Waiting for Godot

Waiting for Godot
By Samuel Beckett
Washington Cracker Building
June-September 2017

Production Team:
Director & Sound Designer – Charles M Pepiton
Installation Artists – J.J. McCracken with Mat Rude
Costume Designer, Lighting Designer & Production Manager – Courtney Smith
Stage Manager & Technical Director – Abbey Plankey
Assistant Artists – Nathan Patrick Nelson & Paul Hurst

Cast:
Vladimir – Elizabeth Spindler
Estragon – Talena Laine
Pozzo – Regina Carrere
Lucky – Jaron Fuglie
The Boy – Owen Swanson

View an video excerpt of the production here.

Director’s Notes:

England’s National Theatre calls Waiting for Godot the most pivotal play of the 20th century. American Director Herbert Blau writes: “I recall a speech by an official of the [U.S.] Peace Corps, who said that people today do want to act. He quoted Confucius: ‘Better to light a single candle than to curse the darkness.’ A Beckett play lights a candle and curses the darkness. … we are entangled in the net of inexhaustibility. That, rather than exhaustion is Beckett’s real subject.” That’s as hopeful as it is terrifying. I’m sorry to spoil this for you. Godot is not coming. Perhaps, he doesn’t exist. Yet he continues to insist, so here we are, waiting again. He didn’t come when Blau & Co. waited with the prisoners at San Quentin State Prison in 1957. Prisoners know waiting well. Godot stood up Susan Sontag in Sarajevo in 1993, but that production helped to end the war. When Wendell Pierce waited in the Lower Ninth Ward in 2007, Godot never showed, and neither did the Bush Administration. I’m afraid he won’t meet us in Spokane, even as the 45th President of the United States pulls us out of the Paris Climate Agreement. And yet, Godot continues to insist. We are entangled. Climate changes. Leaves grow like ashes as the BNSF railway threads its way west and then east – rolling pipelines of oil, coal, and lumber. We wait. “But at this place, at this moment of time, all mankind is us, whether we like it or not.”

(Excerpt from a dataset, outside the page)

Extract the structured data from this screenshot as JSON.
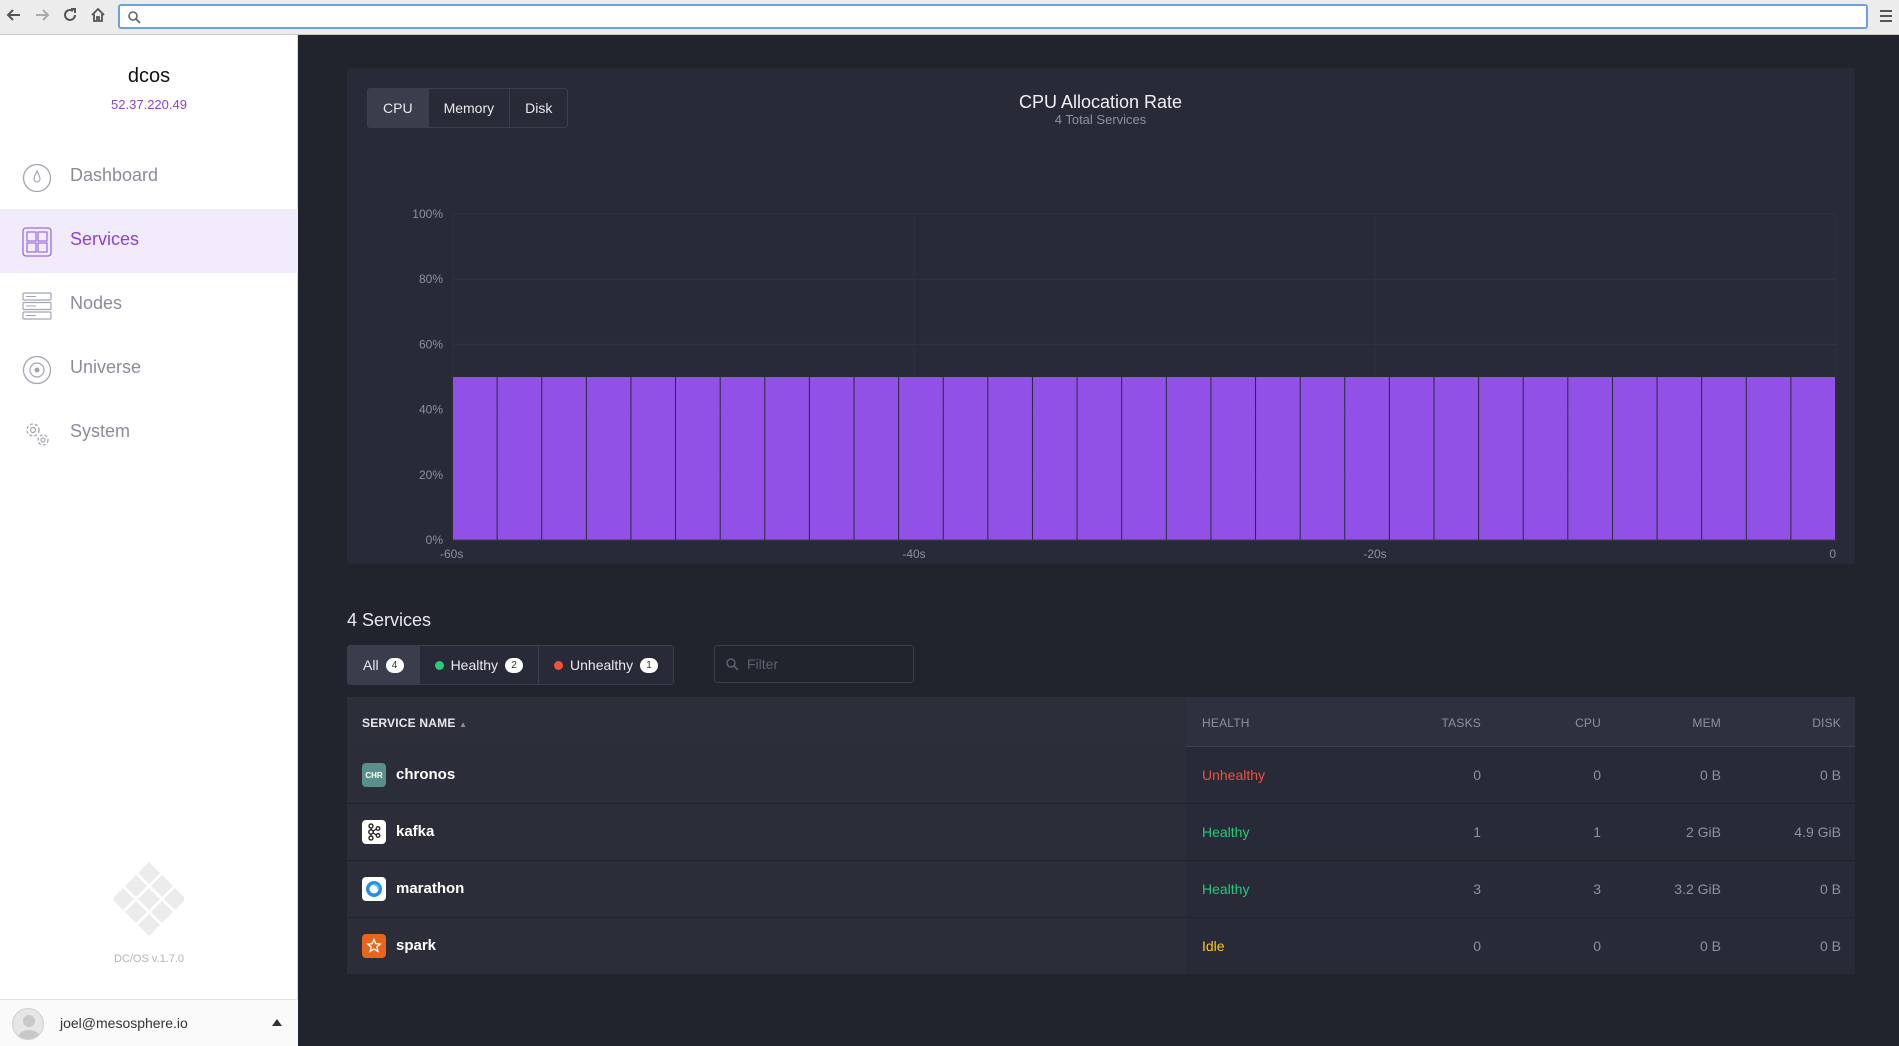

ZagLab, an experimental initiative from Gonzaga University,  Gonzaga University Art Department, and Gonzaga University Dept. of Theatre & Dance in partnership with Terrain isenvisioned to pursue original interdisciplinary artistic collaborations, encourage artistic risk taking, and foster adventurous creative inquiry among and between students and faculty.

Waiting for Godot by Samuel Beckett is an original, site-responsive production within an immersive ceramic installation. This adaptation was created collectively by the ensemble. The installation was located outdoors at the Washington Cracker Building art-space on West Pacific Ave. in Spokane, WA. The audience joined the actors inside the sculptural environment for the production. The installation was designed to degrade in response to the weather and was open to the public from June 8 through September 10, 2017. Beckett’s play humorously depicts the futility of action and inaction. Our two weekends of performances in June and September, marked the beginning and end of the installation period, responded to the unpredictable nature of the installation, and raised questions about our collective response to climate change.

Artist’s Statement:

The installation, entitled Elegy, was designed by Kreielsheimer Visiting Artist J.J. McCracken and built with Gonzaga Art Professor Mat Rude. It was composed of clay and found junk contributed by GU’s Art and Theatre & Dance Departments. It responded to adjacent elements: the constant flow of materials via the BNSF Railway and the history of the Washington Cracker Building. Embedded objects referred to the transformation of raw material into goods through refinement and manufacture. Items in the junk pile suggested transportation, labor, communication, marketing, demand, consumption and waste when a hill of earthen material slowly weathers, washing over and reclaiming them. The tree, questionable dead, loosely referenced beetle kill ravaging forests as climate change warms the North American forests. Other referents included the Great Pacific Garbage Patch.